I think that personally for me this will be the best book I read this year and it's only February! But I already know. Mainly because of this: this is the first book in my life that has moved me to tears, and lots of them. I spent the last three chapters with tears streaming down my face and I was enjoying every agonizing second of it.
I knew from opening it I would love it, based on the beautiful writing style with such a focus on sensual experiences. I was tentative about first person POV at first, but it turned out to work very nicely, styled to be as if Patroclus is telling his story to us, to a non-ancient-Greek audience. He explains certain behaviors to impart to us Ancient Greek culture cues which I thought was rather helpful and worked well in the storytelling context. Patroclus as a narrator brings to use the smells and tastes and textures of his memories, painting for us his world in words and I loved every second of it.
I'm a Greek mythology fan, but I had never read the Iliad and couldn't remember too much about the movie Troy. So for me, the whole second half of the book was a new experience, which focused on the different events of the Trojan War. If you're not familiar with the Iliad and are interested in reading the book, I reccommend NOT looking up the plot, because I found that not knowing what was going to happen enhanced my experience. Afterward though you may find yourself totally interested in classical texts. Miller pulls from many different sources, not just the Iliad, to make one cohesive narrative. She isn't changing what's already there, but instead she's filling in the blanks, adding an emotion element and character depth that you experience these classical stories on an entirely new level.
So I loved the writing style, I loved the story, but do I have any cons?
Well, if I have to pick at something, I'd say I wish there was a bit more sexual descriptions. If you've read the summary of this book you'll understand already that this is a book about the queer relationship between Achilles and Patroclus (which was originally implied in the classical text without entirely being stated. However here it is the whole basis of the story.) I wish that Patroclus was more descriptive about that particular part of their lives, when he is so descriptive about everything else. When it comes to sex, we are presented with the sort of writing where the words so gingerly say without saying what's going on instead of outright talking about cocks and such. And while I don't need to be reading an erotica and in fact appreciate how the novel focuses on the emotional impact of the relationship, I would have liked just a tiny bit more of that department...oh just a tiny bit.

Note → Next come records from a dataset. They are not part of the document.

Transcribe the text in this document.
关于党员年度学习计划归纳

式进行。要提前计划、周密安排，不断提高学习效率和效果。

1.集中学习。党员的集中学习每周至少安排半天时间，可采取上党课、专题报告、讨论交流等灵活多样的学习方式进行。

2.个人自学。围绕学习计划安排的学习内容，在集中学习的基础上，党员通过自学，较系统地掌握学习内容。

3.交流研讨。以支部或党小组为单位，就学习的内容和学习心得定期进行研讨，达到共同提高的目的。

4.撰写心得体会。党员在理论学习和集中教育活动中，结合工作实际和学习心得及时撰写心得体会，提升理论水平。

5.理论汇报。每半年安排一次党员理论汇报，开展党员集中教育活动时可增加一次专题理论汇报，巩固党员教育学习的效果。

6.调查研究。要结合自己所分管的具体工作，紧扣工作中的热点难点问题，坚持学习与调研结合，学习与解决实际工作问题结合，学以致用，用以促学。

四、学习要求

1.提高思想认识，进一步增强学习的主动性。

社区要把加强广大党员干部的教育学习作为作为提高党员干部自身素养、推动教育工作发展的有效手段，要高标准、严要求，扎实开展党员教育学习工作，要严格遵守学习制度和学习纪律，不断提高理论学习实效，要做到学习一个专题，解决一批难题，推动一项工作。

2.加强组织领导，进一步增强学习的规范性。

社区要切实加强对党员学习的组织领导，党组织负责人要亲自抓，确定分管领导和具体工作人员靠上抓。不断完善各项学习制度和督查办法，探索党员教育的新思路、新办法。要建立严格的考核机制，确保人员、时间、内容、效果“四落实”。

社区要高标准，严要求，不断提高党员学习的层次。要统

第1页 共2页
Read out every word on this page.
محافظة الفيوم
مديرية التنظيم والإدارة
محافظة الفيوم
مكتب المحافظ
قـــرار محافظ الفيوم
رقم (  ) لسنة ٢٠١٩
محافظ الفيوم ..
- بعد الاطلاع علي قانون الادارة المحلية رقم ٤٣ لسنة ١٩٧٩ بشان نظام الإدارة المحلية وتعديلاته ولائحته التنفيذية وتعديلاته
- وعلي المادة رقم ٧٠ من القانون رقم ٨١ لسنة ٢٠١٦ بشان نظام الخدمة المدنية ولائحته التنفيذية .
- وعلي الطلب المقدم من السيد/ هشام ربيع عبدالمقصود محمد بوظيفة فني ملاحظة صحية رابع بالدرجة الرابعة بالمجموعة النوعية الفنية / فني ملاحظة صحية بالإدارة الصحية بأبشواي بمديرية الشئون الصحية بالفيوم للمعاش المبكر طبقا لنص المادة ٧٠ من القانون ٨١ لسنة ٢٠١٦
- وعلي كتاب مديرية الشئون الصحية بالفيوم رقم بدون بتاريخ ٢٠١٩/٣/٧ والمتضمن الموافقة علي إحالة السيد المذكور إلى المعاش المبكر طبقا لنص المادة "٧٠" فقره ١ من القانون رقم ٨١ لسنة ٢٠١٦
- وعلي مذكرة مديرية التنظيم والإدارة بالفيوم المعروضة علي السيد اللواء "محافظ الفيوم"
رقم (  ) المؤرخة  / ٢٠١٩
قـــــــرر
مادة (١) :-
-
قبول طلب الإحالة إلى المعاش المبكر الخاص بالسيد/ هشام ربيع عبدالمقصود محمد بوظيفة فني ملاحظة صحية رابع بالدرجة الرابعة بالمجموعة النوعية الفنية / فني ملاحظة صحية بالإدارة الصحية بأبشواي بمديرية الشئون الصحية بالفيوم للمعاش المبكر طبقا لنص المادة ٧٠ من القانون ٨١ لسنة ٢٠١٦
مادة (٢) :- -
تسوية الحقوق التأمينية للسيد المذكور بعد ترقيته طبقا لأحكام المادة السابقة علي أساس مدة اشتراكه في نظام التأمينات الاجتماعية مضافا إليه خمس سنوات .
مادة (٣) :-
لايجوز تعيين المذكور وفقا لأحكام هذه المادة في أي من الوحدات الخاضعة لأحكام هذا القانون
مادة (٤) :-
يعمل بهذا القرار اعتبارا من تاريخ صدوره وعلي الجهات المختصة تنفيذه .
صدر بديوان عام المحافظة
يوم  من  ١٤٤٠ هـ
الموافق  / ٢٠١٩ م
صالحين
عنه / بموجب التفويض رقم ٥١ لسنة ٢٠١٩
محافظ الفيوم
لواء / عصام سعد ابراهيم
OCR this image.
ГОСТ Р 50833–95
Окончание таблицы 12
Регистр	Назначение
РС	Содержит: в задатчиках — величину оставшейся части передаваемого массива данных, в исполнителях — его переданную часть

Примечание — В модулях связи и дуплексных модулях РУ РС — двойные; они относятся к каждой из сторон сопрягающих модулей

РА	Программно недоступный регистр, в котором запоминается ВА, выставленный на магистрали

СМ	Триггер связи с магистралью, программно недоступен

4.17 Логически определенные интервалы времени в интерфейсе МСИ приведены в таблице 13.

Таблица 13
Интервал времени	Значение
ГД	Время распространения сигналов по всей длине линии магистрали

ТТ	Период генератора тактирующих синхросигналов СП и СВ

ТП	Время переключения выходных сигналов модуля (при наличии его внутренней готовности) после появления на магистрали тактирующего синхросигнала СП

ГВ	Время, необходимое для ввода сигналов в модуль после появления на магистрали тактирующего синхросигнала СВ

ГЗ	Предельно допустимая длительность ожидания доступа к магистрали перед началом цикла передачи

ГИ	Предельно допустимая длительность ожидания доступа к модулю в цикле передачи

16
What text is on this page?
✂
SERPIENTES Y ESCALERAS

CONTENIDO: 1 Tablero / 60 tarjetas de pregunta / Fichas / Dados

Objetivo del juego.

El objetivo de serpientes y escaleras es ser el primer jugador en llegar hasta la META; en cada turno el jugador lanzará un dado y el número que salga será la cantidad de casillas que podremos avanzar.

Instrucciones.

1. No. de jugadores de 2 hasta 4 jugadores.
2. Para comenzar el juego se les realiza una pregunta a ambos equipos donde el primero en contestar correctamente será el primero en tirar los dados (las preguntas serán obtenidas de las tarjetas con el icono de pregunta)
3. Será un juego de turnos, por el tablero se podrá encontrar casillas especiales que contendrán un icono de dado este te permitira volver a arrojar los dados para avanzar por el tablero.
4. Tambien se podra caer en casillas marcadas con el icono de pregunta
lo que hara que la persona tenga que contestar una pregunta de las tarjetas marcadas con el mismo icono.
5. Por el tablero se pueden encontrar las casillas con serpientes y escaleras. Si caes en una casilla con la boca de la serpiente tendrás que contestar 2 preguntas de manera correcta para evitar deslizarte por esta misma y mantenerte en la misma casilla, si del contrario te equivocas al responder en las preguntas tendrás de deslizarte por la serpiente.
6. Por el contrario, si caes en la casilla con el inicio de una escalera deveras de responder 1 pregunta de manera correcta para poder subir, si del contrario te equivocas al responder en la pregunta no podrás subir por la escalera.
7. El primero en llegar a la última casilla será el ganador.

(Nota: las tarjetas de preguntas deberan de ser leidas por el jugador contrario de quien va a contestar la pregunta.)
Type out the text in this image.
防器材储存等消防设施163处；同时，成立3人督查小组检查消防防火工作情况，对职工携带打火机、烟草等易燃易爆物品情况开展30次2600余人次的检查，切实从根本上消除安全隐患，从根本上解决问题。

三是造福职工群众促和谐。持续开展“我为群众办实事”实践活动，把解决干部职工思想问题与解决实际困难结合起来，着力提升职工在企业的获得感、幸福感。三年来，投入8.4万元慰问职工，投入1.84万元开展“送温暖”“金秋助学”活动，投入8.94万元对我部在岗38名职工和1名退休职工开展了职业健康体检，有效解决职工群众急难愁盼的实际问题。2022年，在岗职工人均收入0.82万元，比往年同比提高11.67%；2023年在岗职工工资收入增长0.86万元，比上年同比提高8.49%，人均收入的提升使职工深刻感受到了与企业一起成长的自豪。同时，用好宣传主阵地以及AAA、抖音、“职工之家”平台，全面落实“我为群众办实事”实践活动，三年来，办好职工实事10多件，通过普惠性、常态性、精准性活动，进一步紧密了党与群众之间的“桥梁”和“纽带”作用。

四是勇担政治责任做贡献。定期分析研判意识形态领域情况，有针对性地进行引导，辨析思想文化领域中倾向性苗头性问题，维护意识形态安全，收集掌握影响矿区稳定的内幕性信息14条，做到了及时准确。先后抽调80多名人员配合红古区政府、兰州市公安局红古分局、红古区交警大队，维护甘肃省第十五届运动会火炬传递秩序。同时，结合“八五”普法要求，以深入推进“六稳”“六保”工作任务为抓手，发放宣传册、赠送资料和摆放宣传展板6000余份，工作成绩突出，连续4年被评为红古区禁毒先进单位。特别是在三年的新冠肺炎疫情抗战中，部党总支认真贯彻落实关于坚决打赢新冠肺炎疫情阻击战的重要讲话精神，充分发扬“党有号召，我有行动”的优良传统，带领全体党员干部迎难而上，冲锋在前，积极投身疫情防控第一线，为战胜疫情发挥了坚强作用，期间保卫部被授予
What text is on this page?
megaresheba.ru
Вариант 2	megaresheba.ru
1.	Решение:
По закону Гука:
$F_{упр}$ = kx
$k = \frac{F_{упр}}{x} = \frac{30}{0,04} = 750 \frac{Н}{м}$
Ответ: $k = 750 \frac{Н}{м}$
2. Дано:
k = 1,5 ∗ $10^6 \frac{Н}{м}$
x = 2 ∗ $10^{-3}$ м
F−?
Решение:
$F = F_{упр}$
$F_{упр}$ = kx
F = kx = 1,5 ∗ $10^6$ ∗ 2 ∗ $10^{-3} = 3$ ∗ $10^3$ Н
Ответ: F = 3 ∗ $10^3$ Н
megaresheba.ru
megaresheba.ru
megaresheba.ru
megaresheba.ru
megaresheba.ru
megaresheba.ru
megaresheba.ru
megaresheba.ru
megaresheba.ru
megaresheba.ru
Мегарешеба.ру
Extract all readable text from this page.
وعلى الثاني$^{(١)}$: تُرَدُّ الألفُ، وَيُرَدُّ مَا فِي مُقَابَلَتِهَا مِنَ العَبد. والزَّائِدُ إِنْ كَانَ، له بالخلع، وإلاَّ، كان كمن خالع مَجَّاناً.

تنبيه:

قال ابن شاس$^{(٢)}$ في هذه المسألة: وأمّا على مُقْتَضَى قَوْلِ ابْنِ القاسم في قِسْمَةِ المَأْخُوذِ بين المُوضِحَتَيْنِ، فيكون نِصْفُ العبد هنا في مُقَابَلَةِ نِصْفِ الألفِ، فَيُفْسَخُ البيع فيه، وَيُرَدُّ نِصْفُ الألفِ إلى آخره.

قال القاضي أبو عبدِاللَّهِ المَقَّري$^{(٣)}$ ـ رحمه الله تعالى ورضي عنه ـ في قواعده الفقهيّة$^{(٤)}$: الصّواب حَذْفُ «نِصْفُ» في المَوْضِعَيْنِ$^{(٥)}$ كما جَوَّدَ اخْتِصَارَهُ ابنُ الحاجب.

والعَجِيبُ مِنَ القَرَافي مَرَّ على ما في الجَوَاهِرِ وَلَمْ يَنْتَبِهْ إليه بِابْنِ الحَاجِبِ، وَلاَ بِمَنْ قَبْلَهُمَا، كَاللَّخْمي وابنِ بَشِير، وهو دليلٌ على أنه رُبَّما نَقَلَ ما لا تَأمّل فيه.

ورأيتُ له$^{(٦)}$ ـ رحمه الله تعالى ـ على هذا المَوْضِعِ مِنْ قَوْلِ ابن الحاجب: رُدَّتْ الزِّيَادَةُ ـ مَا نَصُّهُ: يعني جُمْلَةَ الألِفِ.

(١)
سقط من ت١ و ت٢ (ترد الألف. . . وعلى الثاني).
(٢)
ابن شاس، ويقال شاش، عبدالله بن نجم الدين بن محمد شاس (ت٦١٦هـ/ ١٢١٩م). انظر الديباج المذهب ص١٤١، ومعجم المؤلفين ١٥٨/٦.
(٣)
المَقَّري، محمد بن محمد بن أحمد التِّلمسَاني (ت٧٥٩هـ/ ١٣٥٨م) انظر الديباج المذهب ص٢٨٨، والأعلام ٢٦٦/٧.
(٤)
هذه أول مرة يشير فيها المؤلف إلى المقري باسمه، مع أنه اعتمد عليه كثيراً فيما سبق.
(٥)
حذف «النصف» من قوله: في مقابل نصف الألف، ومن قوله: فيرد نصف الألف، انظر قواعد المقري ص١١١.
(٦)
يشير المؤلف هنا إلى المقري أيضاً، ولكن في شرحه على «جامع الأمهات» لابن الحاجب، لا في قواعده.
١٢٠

Okay well. I get it though. Miller is a teacher and publishing under her own name. I know if I was a teacher I probably wouldn't want my students checking out sex scenes I had written, haha. But whatever man doesn't matter.
This book is amazing and I felt all the range of feels. I love the character arcs, I love how we see the changes in Achilles over the course of his life through Patroclus's eyes, and how love effects decisions and... augh, everything. But see this is why I need to keep it brief because from here on out it would just be me babbling. So if you want a lovely queer book to read which is going to sweep you up and maybe break your heart a few times, than this is for you.
Oh and this goes without saying, but I will absolutely check out anything else she ends up writing. (Please Ms. Miller??)